PET visualizes early atherosclerosis

2022 03 31 15 47 3369 2022 04 01 U Par Graphic 400 20220331155230

An experimental PET radiotracer can visualize immune cell activity in the artery walls of patients with atherosclerosis, a finding that could lead to a new approach for early diagnosis of the disease, according to a study published March 30 in Atherosclerosis.

Danish researchers investigated whether the tracer, copper-64 (Cu-64) DOTA-AE105, could reveal the activity of macrophages involved in atherogenesis, the formation of plaque in the arteries. They found a significant uptake of the tracer in patients with arterial plaque above normal levels.

"uPAR is abundantly expressed by [mononuclear phagocyte system] cells in atherosclerotic plaques and can be visualized by the novel PET tracer Cu-64 DOTA-AE105," wrote corresponding author Dr. Andreas Kjaer, PhD, of the University of Copenhagen.

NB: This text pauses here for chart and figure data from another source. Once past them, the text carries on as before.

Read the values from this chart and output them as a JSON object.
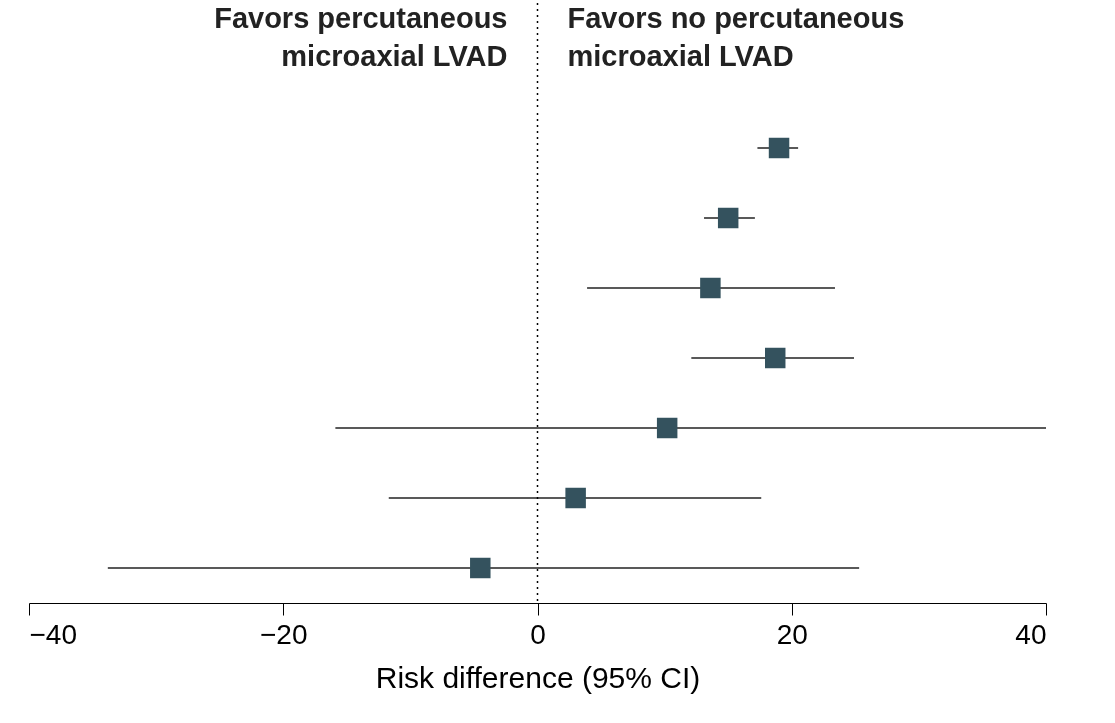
{
  "chart_data": {
    "type": "scatter",
    "orientation": "horizontal",
    "xlabel": "Risk difference (95% CI)",
    "categories": [
      null,
      null,
      null,
      null,
      null,
      null,
      null
    ],
    "series": [
      {
        "color": "#34525e",
        "values": [
          19.0,
          15.0,
          13.6,
          18.7,
          10.2,
          3.0,
          -4.5
        ],
        "errors": [
          [
            17.3,
            20.5
          ],
          [
            13.1,
            17.1
          ],
          [
            3.9,
            23.4
          ],
          [
            12.1,
            24.9
          ],
          [
            -15.9,
            40
          ],
          [
            -11.7,
            17.6
          ],
          [
            -33.8,
            25.3
          ]
        ]
      }
    ],
    "xlim": [
      -40,
      40
    ],
    "xticks": [
      -40,
      -20,
      0,
      20,
      40
    ],
    "tick_labels": "x",
    "grid": false,
    "marker": "square",
    "ref_lines": [
      {
        "axis": "x",
        "value": 0,
        "line_style": "dotted",
        "color": "#000000"
      }
    ],
    "annotations": [
      "Favors percutaneous\nmicroaxial LVAD",
      "Favors no percutaneous\nmicroaxial LVAD"
    ]
  }
}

Cu-64 DOTA-AE105 is a PET radiotracer that's based on copper-64 (Cu-64) and is designed to bind to urokinase plasminogen activator receptor (uPAR) on the surface of certain immune cells, such as macrophages. These immune cells are known to be drivers of the process that leads to plaque in artery walls of atherosclerosis patients.

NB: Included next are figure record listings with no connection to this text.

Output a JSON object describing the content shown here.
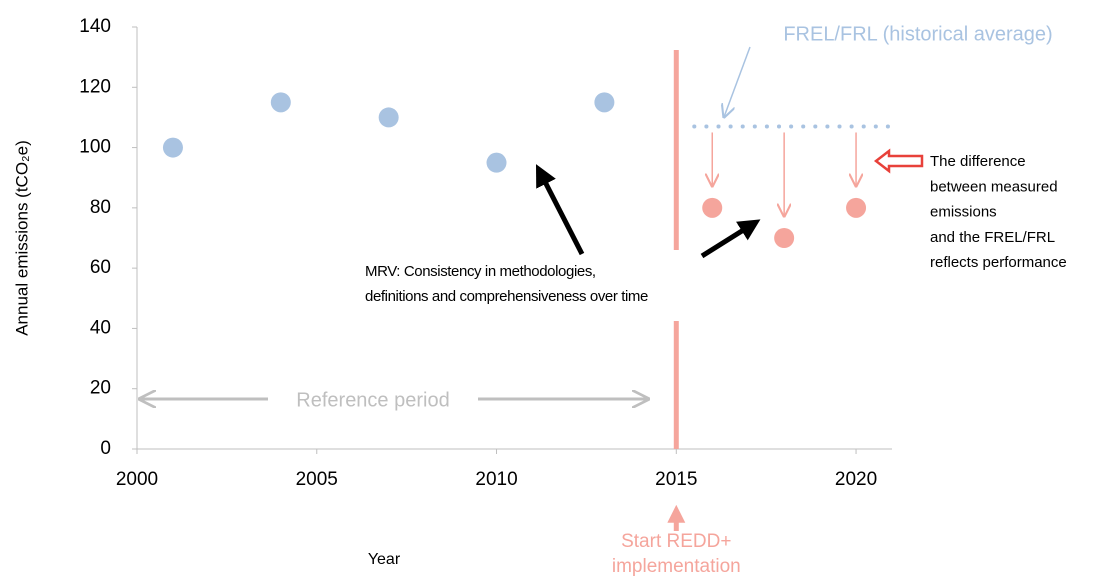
{
  "chart_data": {
    "type": "scatter",
    "y_label": "Annual emissions (tCO₂e)",
    "x_label": "Year",
    "xlim": [
      2000,
      2021
    ],
    "ylim": [
      0,
      140
    ],
    "xticks": [
      2000,
      2005,
      2010,
      2015,
      2020
    ],
    "yticks": [
      0,
      20,
      40,
      60,
      80,
      100,
      120,
      140
    ],
    "grid": false,
    "series": [
      {
        "color": "#a9c3e1",
        "x": [
          2001,
          2004,
          2007,
          2010,
          2013
        ],
        "values": [
          100,
          115,
          110,
          95,
          115
        ]
      },
      {
        "color": "#f5a59c",
        "x": [
          2016,
          2018,
          2020
        ],
        "values": [
          80,
          70,
          80
        ]
      }
    ],
    "frel": {
      "label": "FREL/FRL (historical average)",
      "value": 107,
      "x": [
        2015.5,
        2021
      ],
      "color": "#a9c3e1"
    },
    "implementation": {
      "lines": [
        "Start REDD+",
        "implementation"
      ],
      "x": 2015,
      "color": "#f5a59c"
    },
    "reference_period": {
      "label": "Reference period",
      "color": "#bfbfbf"
    },
    "mrv_note": [
      "MRV: Consistency in methodologies,",
      "definitions and comprehensiveness over time"
    ],
    "performance_note": [
      "The difference",
      "between measured",
      "emissions",
      "and the FREL/FRL",
      "reflects performance"
    ]
  }
}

In this study, Kjaer and colleagues first used molecular biology methods to investigate uPAR expression by analyzing human atherosclerotic plaques samples and cultured cells. After the lab studies "unanimously confirmed uPAR expression" by macrophages in plaque samples, they analyzed results from whole-body PET/CT scans (Biograph mPET/CT, Siemens Healthineers) in 10 patients who underwent imaging with Cu-64 DOTA-AE105 in a previous trial.

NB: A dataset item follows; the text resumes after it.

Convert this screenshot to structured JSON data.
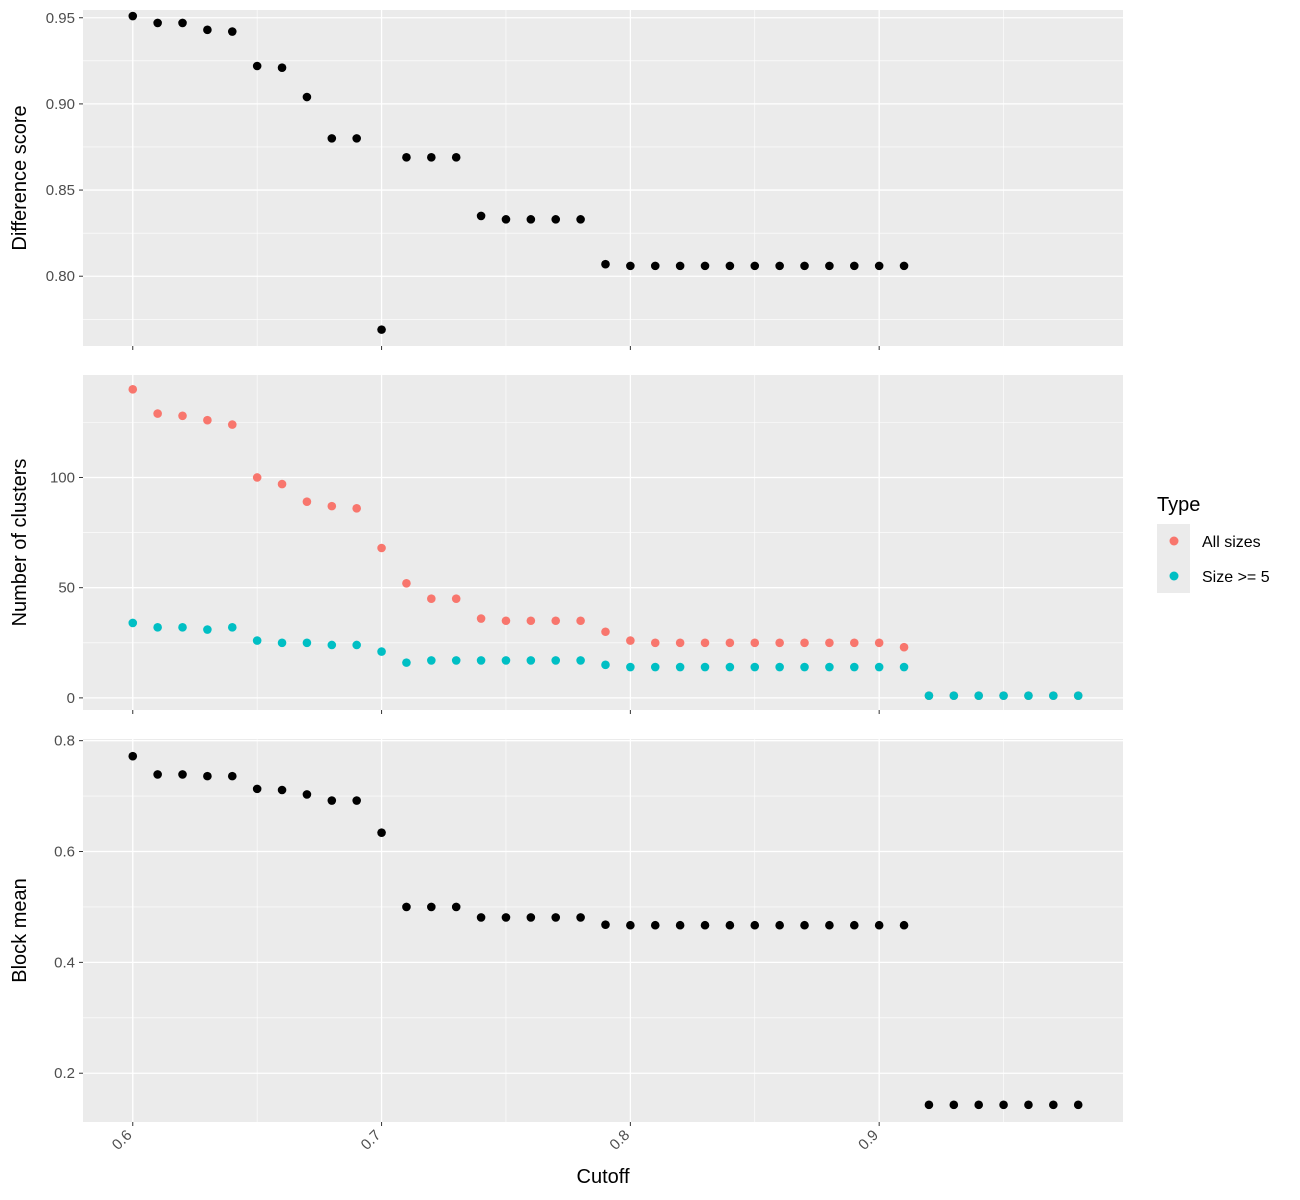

The researchers calculated coronary artery calcium (CAC) scores for the patients and split them into low and high groups. The low CAC score group had a median score of 0 (range, 0-1) and the high CAC score group had a median score of 310 (range, 102-3871). Then, the researchers looked at uptake of the tracer in the two groups based on maximum tissue to background ratios (TBRmax) in several major arteries.

The average TBRmax value in arteries in the high CAC score group was 2.4, compared with 1.8 in the low CAC score group. A significant difference between uptake was seen in the abdominal aorta (a TBRmax of 3.2 in the high CAC group vs. 2 in the low CAC group) and in the ascending aorta (TBRmax of 2.7 in the high CAC group vs. TBRmax of 2 in the low CAC group).

Image courtesy of Atherosclerosis.Image courtesy of Atherosclerosis.

However, accumulation of Cu-64 DOTA-AE105 in the left and right common carotid arteries between the groups did not show a significant difference, the researchers wrote. Finally, they found higher average TBRmax values in all individual blood vessels of the high CAC score group compared to the low CAC score group.

"Heterogeneous uptake within the chosen arteries was observed on the clinical PET/CT scans. The uPAR tracer uptake was significantly higher in patients with a high coronary artery calcium score," the researchers stated.

The results of the clinical component of the study were encouraging, but the small sample size and retrospective nature were limitations of the study, the researchers wrote.

However, the preclinical component of the study was very promising, given that plaque tissue samples provide an extremely accurate and relevant platform to understand the plaque microenvironment, the researchers added.

"This retrospective analysis of clinical data combined with the in vitro and ex vivo assays show uPAR expressed by [macrophages] is involved in development of atherosclerosis that can be noninvasively assessed by Cu-64 DOTA-AE105 uPAR-PET," Kjaer and colleagues concluded.